Brandon Sanderson

Brandon Sanderson was born in Nebraska in 1975. Since then he has written the Mistborn series, amongst others, become a New York Times bestselling author and been hailed as the natural successor to Robert Jordan. He lives in Utah.

Simon

I find myself the Associate Publisher of Gollancz with no clear idea of how I got here but fairly sure I enjoyed the journey. There was some college, a lot of bookselling and a bit of marketing along the way but that was a long time ago. I’ve been editing since 1991. I’ve always read SF, Fantasy and Horror but I’ve always enjoyed reading other stuff as well. I’ve published other stuff too but never had as much fun doing it as I have publishing genre books. I’m very happy doing what I’m doing; to the extent that I’ve been comprehensively ruined for doing anything else. Anything else may have got off lightly. I’m definitely more Arthur Dent than I am Takeshi Kovacs. But then if anyone in publishing tells you they’re like Takeshi Kovacs they are LYING.
  • I can’t wait to read it 🙂

  • Simon

    Prologue appearing on a blog near you, ooh around about now actually. And more to follow.

  • Lisa

    I’m excited about a non-medieval fantasy setting! It’s high time one of the big names in fantasy tried this. But — and forgive me for being puzzled about genre labels — is this different from the genre of steampunk? Or is steampunk too overtly interested in technology to apply to what Sanderson is doing?

    • Simon

      That’s an interesting question. I am pretty ambivalent about genre labels (sub-genre labels doubly so) – seems to me they only really work as marketing labels. Beyond that and you invariably end up in a fruitless exchange about where various texts fit. If steampunk has a failing then it is in exactly what you say – that it is too overtly interested in technology and this has often been at the expense of character and story. Seems to me that is not a charge you can lay at Brandon’s door.

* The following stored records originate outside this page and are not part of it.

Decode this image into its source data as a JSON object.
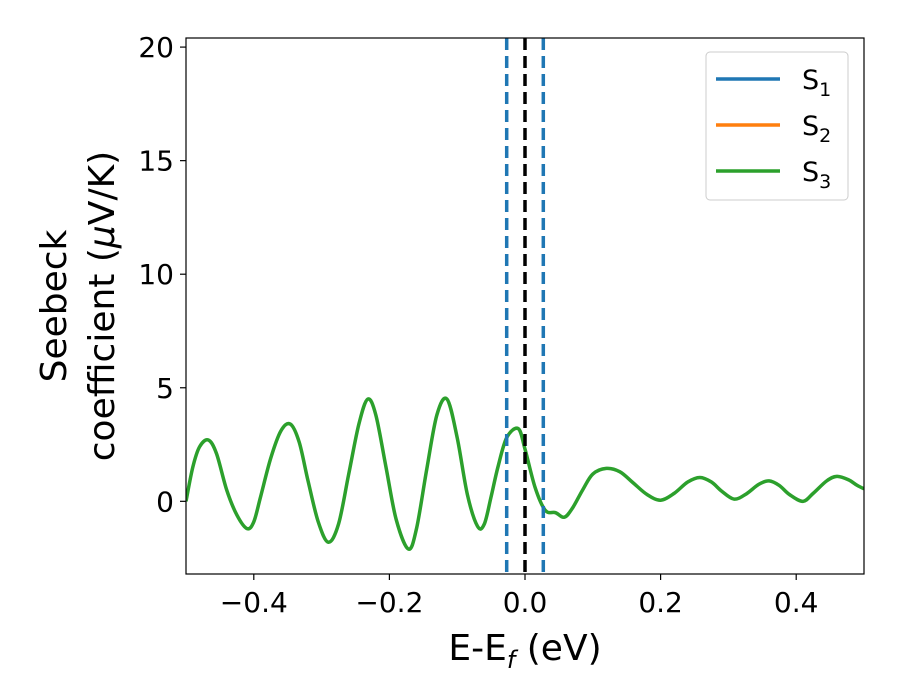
{
  "chart_data": {
    "type": "line",
    "xlabel": {
      "main": "E-E",
      "sub": "f",
      "suffix": " (eV)"
    },
    "ylabel": {
      "line1": "Seebeck",
      "line2": "coefficient  (",
      "mu": "μ",
      "line2_end": "V/K)"
    },
    "xlim": [
      -0.5,
      0.5
    ],
    "ylim": [
      -3.2,
      20.4
    ],
    "xticks": [
      -0.4,
      -0.2,
      0.0,
      0.2,
      0.4
    ],
    "xtick_labels": [
      "−0.4",
      "−0.2",
      "0.0",
      "0.2",
      "0.4"
    ],
    "yticks": [
      0,
      5,
      10,
      15,
      20
    ],
    "ytick_labels": [
      "0",
      "5",
      "10",
      "15",
      "20"
    ],
    "grid": false,
    "legend": {
      "placement": "top-right",
      "entries": [
        {
          "base": "S",
          "sub": "1",
          "color": "#1f77b4"
        },
        {
          "base": "S",
          "sub": "2",
          "color": "#ff7f0e"
        },
        {
          "base": "S",
          "sub": "3",
          "color": "#2ca02c"
        }
      ]
    },
    "vlines": [
      {
        "x": -0.027,
        "color": "#1f77b4",
        "style": "dashed"
      },
      {
        "x": 0.0,
        "color": "#000000",
        "style": "dashed"
      },
      {
        "x": 0.027,
        "color": "#1f77b4",
        "style": "dashed"
      }
    ],
    "series": [
      {
        "name": "S3",
        "color": "#2ca02c",
        "x": [
          -0.5,
          -0.49,
          -0.48,
          -0.467,
          -0.455,
          -0.44,
          -0.425,
          -0.41,
          -0.4,
          -0.39,
          -0.375,
          -0.36,
          -0.346,
          -0.333,
          -0.32,
          -0.305,
          -0.29,
          -0.275,
          -0.26,
          -0.245,
          -0.232,
          -0.22,
          -0.205,
          -0.19,
          -0.172,
          -0.16,
          -0.145,
          -0.13,
          -0.115,
          -0.1,
          -0.085,
          -0.07,
          -0.06,
          -0.05,
          -0.04,
          -0.027,
          -0.01,
          0.0,
          0.015,
          0.03,
          0.045,
          0.058,
          0.07,
          0.085,
          0.1,
          0.12,
          0.14,
          0.16,
          0.18,
          0.2,
          0.22,
          0.24,
          0.258,
          0.275,
          0.29,
          0.308,
          0.325,
          0.345,
          0.36,
          0.375,
          0.39,
          0.41,
          0.425,
          0.445,
          0.46,
          0.477,
          0.49,
          0.5
        ],
        "y": [
          0.0,
          1.5,
          2.4,
          2.7,
          2.1,
          0.5,
          -0.6,
          -1.2,
          -0.9,
          0.2,
          1.9,
          3.1,
          3.4,
          2.6,
          0.9,
          -0.9,
          -1.8,
          -1.0,
          1.2,
          3.4,
          4.5,
          3.8,
          1.5,
          -0.8,
          -2.1,
          -1.2,
          1.4,
          3.8,
          4.5,
          2.8,
          0.3,
          -1.1,
          -1.0,
          0.2,
          1.5,
          2.8,
          3.2,
          2.3,
          0.6,
          -0.4,
          -0.5,
          -0.7,
          -0.3,
          0.5,
          1.2,
          1.45,
          1.3,
          0.8,
          0.3,
          0.05,
          0.35,
          0.85,
          1.05,
          0.85,
          0.45,
          0.1,
          0.3,
          0.75,
          0.9,
          0.7,
          0.3,
          0.0,
          0.35,
          0.9,
          1.1,
          0.95,
          0.7,
          0.55
        ]
      }
    ]
  }
}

I suppose you could call this steampunk (and indeed the US cover art is pretty overt in the way it references steampunk) but I’m not sure it’s useful or helpful (especially when Steampunk has a pretty patchy commercial record in the UK).

  • The LHC

    Just finished Alloy of Law (clunky title, tricky to type as well!), great little addition to the Mistborn portfolio. The use of “little” there isn’t supposed to be condescending, the book is much shorter than any of the original trilogy and it’s better for it, it cracks along at a fair old pace, I knocked it off in about 2 days and I wasn’t devoting a huge amount of time to it really.

    As mentioned it’s set about 300 year after the end of the Mistborn trilogy, the society is recognizably wild-west, the big city is just getting electricity, whilst the country-side is still ruled by men with six-shooters, it’s an intriguing setup and it works very well, for the most part. There’s a few references that seem to be somewhat too modern for the setting, talk of psychology and empowering womenfolk seem a little early for the technology level, although I guess if one of your leading religious figures is a woman that would be an encouragement to independent thinking and the character in question is about the most interesting one in the book (to be fair most of the society still runs along very traditional lines).

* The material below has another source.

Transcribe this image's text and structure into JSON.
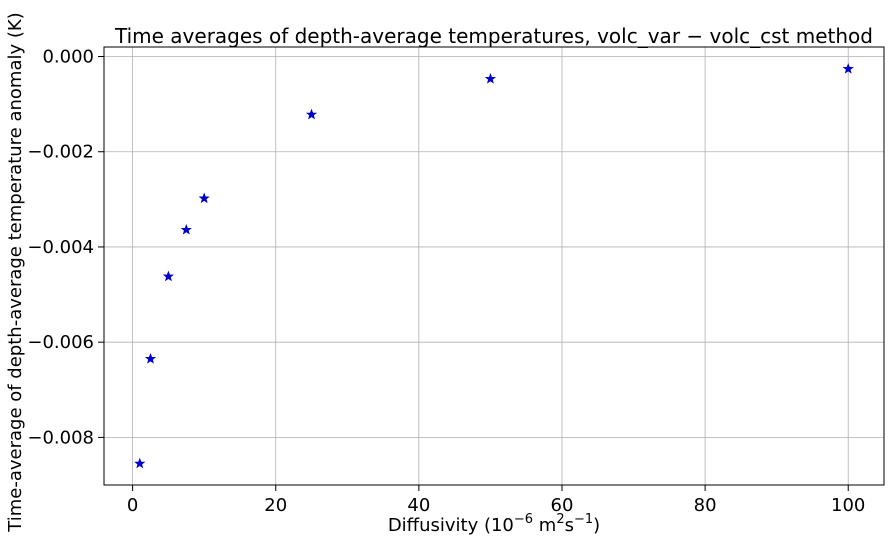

    Sanderson is never going to blow you away with his characterisation, here we have the good guy, the bad guy, the sidekick and the possible love interest and they’re all pretty much what you’d expect, it’s the story that sucks you in a keeps you turning the pages, it’s essentially a crime thriller and a pretty good one at that, I didn’t work out how it was done until the reveal which was pleasing.

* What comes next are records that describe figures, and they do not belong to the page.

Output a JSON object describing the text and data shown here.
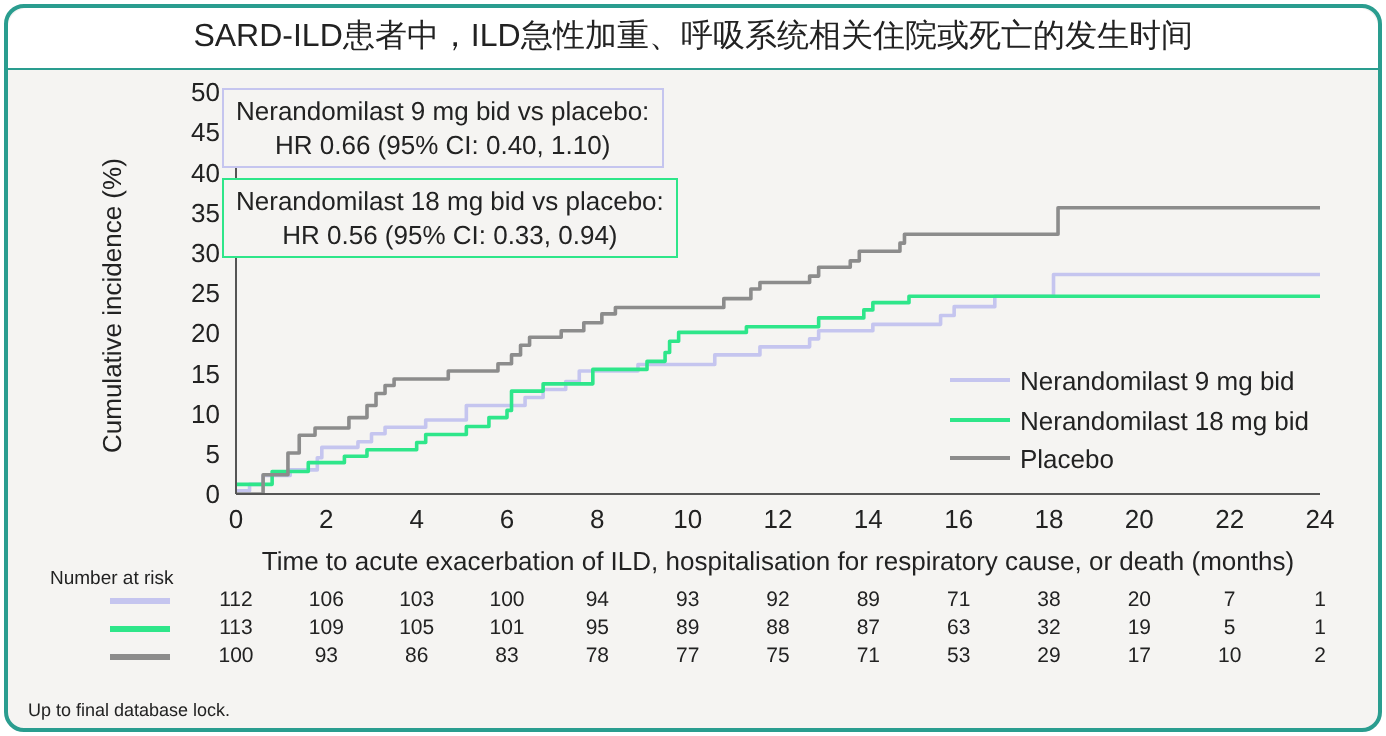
{
  "chart_data": {
    "type": "step",
    "title": "SARD-ILD患者中，ILD急性加重、呼吸系统相关住院或死亡的发生时间",
    "xlabel": "Time to acute exacerbation of ILD, hospitalisation for respiratory cause, or death (months)",
    "ylabel": "Cumulative incidence (%)",
    "xlim": [
      0,
      24
    ],
    "xticks": [
      0,
      2,
      4,
      6,
      8,
      10,
      12,
      14,
      16,
      18,
      20,
      22,
      24
    ],
    "ylim": [
      0,
      50
    ],
    "yticks": [
      0,
      5,
      10,
      15,
      20,
      25,
      30,
      35,
      40,
      45,
      50
    ],
    "grid": false,
    "legend": "bottom right",
    "marker": "none",
    "line_style": "solid",
    "series": [
      {
        "name": "Nerandomilast 9 mg bid",
        "color": "#c5c5ef",
        "x": [
          0,
          0.3,
          0.6,
          1.2,
          1.8,
          1.9,
          2.7,
          3,
          3.3,
          4.2,
          5.1,
          6.4,
          6.8,
          7.3,
          7.6,
          8.9,
          10.6,
          11.6,
          12.7,
          12.9,
          14.1,
          15.6,
          15.9,
          16.8,
          18.1,
          24
        ],
        "values": [
          0.4,
          1.2,
          2.3,
          3,
          4.5,
          5.8,
          6.5,
          7.5,
          8.3,
          9.2,
          11,
          12,
          13,
          14,
          15.3,
          16.1,
          17.3,
          18.3,
          19.3,
          20.3,
          21.1,
          22.2,
          23.3,
          24.6,
          27.3,
          27.3
        ]
      },
      {
        "name": "Nerandomilast 18 mg bid",
        "color": "#2ee68a",
        "x": [
          0,
          0.8,
          1.6,
          2.4,
          2.9,
          4,
          4.2,
          5.1,
          5.6,
          6,
          6.1,
          6.8,
          7.9,
          9.1,
          9.5,
          9.6,
          9.8,
          11.3,
          12.9,
          13.9,
          14.1,
          14.9,
          24
        ],
        "values": [
          1.2,
          2.8,
          3.9,
          4.7,
          5.5,
          6.4,
          7.4,
          8.4,
          9.5,
          10.4,
          12.8,
          13.7,
          15.5,
          16.5,
          17.6,
          19,
          20.1,
          20.8,
          21.9,
          22.9,
          23.8,
          24.6,
          24.6
        ]
      },
      {
        "name": "Placebo",
        "color": "#8c8c8c",
        "x": [
          0,
          0.6,
          1.15,
          1.4,
          1.75,
          2.5,
          2.9,
          3.1,
          3.3,
          3.5,
          4.7,
          5.8,
          6.1,
          6.3,
          6.5,
          7.2,
          7.7,
          8.1,
          8.4,
          10.8,
          11.4,
          11.6,
          12.7,
          12.9,
          13.6,
          13.8,
          14.7,
          14.8,
          18.2,
          24
        ],
        "values": [
          0,
          2.4,
          5.1,
          7.3,
          8.2,
          9.5,
          11,
          12.5,
          13.5,
          14.3,
          15.3,
          16.2,
          17.3,
          18.5,
          19.5,
          20.3,
          21.3,
          22.4,
          23.2,
          24.3,
          25.5,
          26.3,
          27.1,
          28.2,
          29,
          30.2,
          31.2,
          32.3,
          35.6,
          35.6
        ]
      }
    ],
    "annotations": [
      "Nerandomilast 9 mg bid vs placebo:\nHR 0.66 (95% CI: 0.40, 1.10)",
      "Nerandomilast 18 mg bid vs placebo:\nHR 0.56 (95% CI: 0.33, 0.94)",
      "Number at risk",
      "112 106 103 100 94 93 92 89 71 38 20 7 1",
      "113 109 105 101 95 89 88 87 63 32 19 5 1",
      "100 93 86 83 78 77 75 71 53 29 17 10 2",
      "Up to final database lock."
    ]
  }
}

    What Sanderson does better than anyone else is his magic systems, the Mistborn aren’t as powerful as they were, most people can only burn one metal, so the most powerful are those who can use both Allomancy and Feruchemy and there’s a good development in the form of Compounding, Sanderson REALLY thinks about this stuff! There’s an addition to the Ars Arcanum at the back, which expands on metal use, good for the geeks amongst us (hello)!

    Interestingly in the Foreward Sanderson mentions that this standalone novel just appeared out of nowhere whilst he was thinking about a later trilogy (or two!), however the ending has been left wide open for a return, in fact it practically demands it!

    Steampunk, hmm, no, not really, not in the fashion of Robert Rankin for example, the technological level is simply a back drop, it doesn’t particularly play much of a role, magic is still the main weapon, although our hero is very much the gunslinger, he wouldn’t be anything like as effective without his magic.

    • Simon

      @LHC Thank you for coming on to the blog with such an extensive and considered review. Love it!

      • The LHC

        No problem, any excuse for a waffle!